I found another casualty of our move.
I had decided to make some homemade strawberry ice cream with some of the in season strawberries. I made a base, chopped up and puréed some strawberries, mixed it together and poured it into the freezer bowl for my ice cream maker. I switched it on. There is a horrible loud, grinding motor sound and the bowl did not turn. I tried again. Nothing.
I was instantly annoyed, because if you have ever used an ice cream maker before, you know that the mixture starts to freeze IMMEDIATELY. I quickly changed direction and scraped it out of the freezer bowl and into a regular freezer-safe container. I thought maybe I could get away with not churning it.
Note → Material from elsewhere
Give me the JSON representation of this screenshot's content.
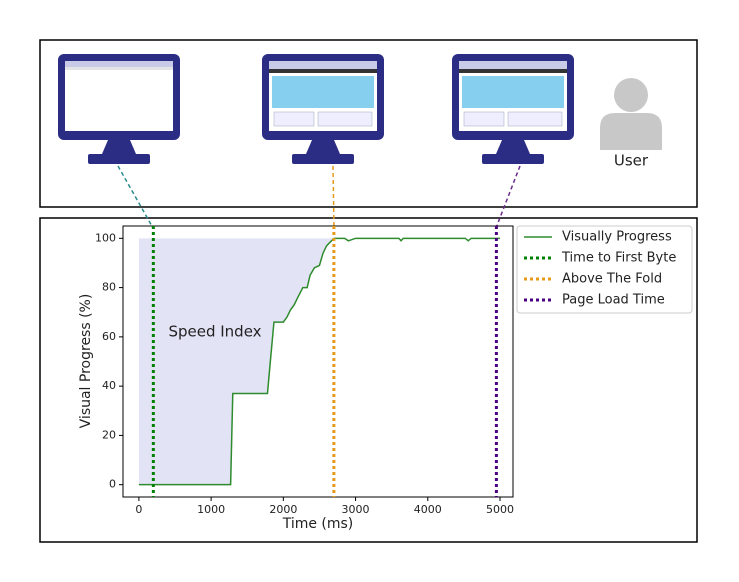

Can I? The short answer is that I’m not really sure. It was delicious, but hard as a freaking rock! This didn’t really surprise me, because homemade ice cream (especially strawberry ice cream) tends to do that regardless- and for my re-do, I was going to try and find a fix for it.
So after I scooped up a replacement machine, I did some reading- there were various potential solutions involving the milk vs. cream content, eggs, sugar, etc, but what really caught my idea was the idea of using a VERY SMALL of alcohol to keep it from freezing totally. I figured this was the easiest theory to test, and it seemed like the most logical one to me- you know, since alcohol doesn’t freeze. Duh. Why didn’t I think of that?
Worked like a charm! The ice cream was scoopable and delicious- absolutely perfect!
Strawberry Ice Cream
- 2 cups whole milk
- 1 cup cream
- 1 tsp vanilla
- 1 cup sugar
- 4 cups fresh strawberries, coarsely mashed with a fork or potato masher
- 2 T vodka
- In a large mixing bowl, stir together the milk, cream and vanilla.
- Whisk in the sugar until dissolved, then add in vodka. Set in the fridge to chill for 30-60 minutes.
- Pour the ice cream base into the ice cream maker according to manufacturer directions.
- When the ice cream has reached the consistency of whipped cream, add in the strawberries. When the ice cream looks mostly solid, transfer to a freezer-safe container to finish freezing before serving.